Hacker News new | ask | show | jobs
by dpayne 4763 days ago
spf13 is a great plugin bundle for vim that got me started using relative line numbering. It's great for the lazy person who doesn't want to bother setting up all the fancy vim plugins and settings.

https://github.com/spf13/spf13-vim

1 comments

Lazy persons get the crap they deserve with SPF13.
Polite translation: Take the time to learn how to setup vim yourself and it will reward you 10 fold.
Haha. Yes, that's what I meant. Thanks for your help.

I see two slightly overlapping trends:

1. Alice is intrigued by all the fuss about Vim and tries her best to wrap her head around it by reading online material and "The Fucking Manual" and getting her hands dirty. Because she knows that she can't be as productive as with her previous editor in an afternoon, she learns Vim on the side. Another benefit of that method (and one she doesn't know about at the moment) is that her commitment can be very light at the beginning: when she'll finally decide that Vim is not for her she won't lost anything. If she likes it her commitment will grow with time, as well as her ROI.

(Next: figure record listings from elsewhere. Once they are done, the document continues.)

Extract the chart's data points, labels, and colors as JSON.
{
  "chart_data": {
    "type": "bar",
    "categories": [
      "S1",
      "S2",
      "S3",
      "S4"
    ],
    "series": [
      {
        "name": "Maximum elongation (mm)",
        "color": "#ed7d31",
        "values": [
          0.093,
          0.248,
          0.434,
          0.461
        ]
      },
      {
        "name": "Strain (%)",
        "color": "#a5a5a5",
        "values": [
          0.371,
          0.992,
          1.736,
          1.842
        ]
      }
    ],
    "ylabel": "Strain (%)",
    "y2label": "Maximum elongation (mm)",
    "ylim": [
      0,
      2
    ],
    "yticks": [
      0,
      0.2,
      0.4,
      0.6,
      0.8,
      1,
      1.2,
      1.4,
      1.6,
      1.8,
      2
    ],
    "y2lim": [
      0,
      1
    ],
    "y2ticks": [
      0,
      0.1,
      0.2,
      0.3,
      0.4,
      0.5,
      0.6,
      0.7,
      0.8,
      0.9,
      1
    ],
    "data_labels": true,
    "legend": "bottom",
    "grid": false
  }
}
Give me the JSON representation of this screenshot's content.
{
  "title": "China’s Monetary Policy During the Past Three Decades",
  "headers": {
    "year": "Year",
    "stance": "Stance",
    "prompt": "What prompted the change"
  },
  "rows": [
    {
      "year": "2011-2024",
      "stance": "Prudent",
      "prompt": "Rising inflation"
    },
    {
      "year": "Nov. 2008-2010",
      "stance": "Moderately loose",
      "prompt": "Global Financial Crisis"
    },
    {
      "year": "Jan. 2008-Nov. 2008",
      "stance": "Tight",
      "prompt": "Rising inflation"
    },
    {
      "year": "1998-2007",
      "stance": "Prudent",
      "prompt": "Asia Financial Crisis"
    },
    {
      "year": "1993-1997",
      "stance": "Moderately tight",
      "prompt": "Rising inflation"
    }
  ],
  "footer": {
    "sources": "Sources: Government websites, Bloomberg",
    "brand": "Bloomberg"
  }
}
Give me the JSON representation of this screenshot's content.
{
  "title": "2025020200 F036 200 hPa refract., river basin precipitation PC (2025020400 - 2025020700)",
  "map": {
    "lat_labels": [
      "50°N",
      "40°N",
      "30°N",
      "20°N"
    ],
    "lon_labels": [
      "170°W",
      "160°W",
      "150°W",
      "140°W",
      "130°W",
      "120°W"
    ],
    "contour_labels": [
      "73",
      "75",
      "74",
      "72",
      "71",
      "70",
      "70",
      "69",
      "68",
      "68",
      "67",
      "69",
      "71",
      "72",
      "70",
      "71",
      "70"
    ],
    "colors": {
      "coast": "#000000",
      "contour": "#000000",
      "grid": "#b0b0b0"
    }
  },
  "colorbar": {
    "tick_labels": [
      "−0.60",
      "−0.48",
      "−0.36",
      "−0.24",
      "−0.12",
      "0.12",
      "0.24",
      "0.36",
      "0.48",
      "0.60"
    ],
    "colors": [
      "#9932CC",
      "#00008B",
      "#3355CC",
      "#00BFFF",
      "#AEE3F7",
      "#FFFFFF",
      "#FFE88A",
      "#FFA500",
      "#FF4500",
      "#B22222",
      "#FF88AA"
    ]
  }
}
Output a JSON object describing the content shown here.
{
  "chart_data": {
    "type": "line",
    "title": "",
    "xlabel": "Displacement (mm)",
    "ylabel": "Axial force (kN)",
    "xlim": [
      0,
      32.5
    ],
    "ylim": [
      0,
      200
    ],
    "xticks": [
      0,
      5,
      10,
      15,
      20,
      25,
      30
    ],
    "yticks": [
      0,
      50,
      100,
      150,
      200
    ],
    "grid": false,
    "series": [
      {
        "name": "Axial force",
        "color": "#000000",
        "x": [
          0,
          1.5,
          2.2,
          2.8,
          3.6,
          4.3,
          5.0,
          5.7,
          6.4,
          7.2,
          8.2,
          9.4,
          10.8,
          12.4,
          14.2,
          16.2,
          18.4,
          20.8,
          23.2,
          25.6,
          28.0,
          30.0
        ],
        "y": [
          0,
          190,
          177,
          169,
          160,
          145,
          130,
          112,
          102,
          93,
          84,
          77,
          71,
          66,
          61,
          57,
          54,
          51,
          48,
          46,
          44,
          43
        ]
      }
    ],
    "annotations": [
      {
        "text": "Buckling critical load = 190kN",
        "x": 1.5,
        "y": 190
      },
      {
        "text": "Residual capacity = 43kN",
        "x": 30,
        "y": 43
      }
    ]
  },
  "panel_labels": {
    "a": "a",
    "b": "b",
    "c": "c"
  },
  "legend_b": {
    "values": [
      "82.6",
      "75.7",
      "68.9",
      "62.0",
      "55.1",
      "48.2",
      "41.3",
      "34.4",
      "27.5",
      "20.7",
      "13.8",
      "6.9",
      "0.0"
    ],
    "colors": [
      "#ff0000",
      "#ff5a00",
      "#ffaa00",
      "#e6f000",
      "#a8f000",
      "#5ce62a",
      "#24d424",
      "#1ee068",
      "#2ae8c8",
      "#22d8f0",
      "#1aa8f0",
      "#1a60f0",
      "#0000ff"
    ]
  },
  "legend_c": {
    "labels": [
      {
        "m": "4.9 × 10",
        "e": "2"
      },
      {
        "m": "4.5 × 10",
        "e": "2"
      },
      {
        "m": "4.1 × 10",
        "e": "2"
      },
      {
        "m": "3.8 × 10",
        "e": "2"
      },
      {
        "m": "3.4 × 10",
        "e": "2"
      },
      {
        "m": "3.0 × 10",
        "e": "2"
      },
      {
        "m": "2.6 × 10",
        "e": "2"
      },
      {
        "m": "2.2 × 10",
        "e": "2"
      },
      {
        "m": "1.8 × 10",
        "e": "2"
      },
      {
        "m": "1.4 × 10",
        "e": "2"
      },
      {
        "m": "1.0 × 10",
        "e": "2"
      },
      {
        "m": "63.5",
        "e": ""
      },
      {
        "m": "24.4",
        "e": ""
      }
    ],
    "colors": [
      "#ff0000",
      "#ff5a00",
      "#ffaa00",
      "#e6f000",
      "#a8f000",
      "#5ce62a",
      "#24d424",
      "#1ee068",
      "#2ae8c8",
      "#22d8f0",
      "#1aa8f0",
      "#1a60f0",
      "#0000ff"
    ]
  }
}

2. Bob is a lot into Twitter, blogs, Reddit and HN and he noticed a serious slant of what he perceives as the elite toward Vim (and the screenshots are pretty) so he decides to follow the herd, however weird Vim might be He installs Janus/SPF13/YADR because he has to be a part of the elite right now, no time to setup all those plugins and stuff. After a couple of coderwall posts listing his favorite plugins, Bob will notice that the elite is moving toward Sublime Text, persuade himself and try to persuade others that Vim is too old and, finally, switch.

The two trends are slightly overlapping because a few Bobs are going to turn into Alices along the way. Thankfully, because who wants Bobs in his community?

For the record, I'm a Bob turned Alice.

I came to vim as an Alice. Everyone swore by vim, so I thought I should learn it, despite it being kinda fiddly for a text editor. It took me another couple of years to switch over completely, a couple more before I started to actually enjoy using it, and a couple more before I started to care about being efficient with my keystrokes.

Once you drink the cool-aid, there's nothing quite like it. Sometimes I think that scooting around a text file in vim is my favorite thing about coding.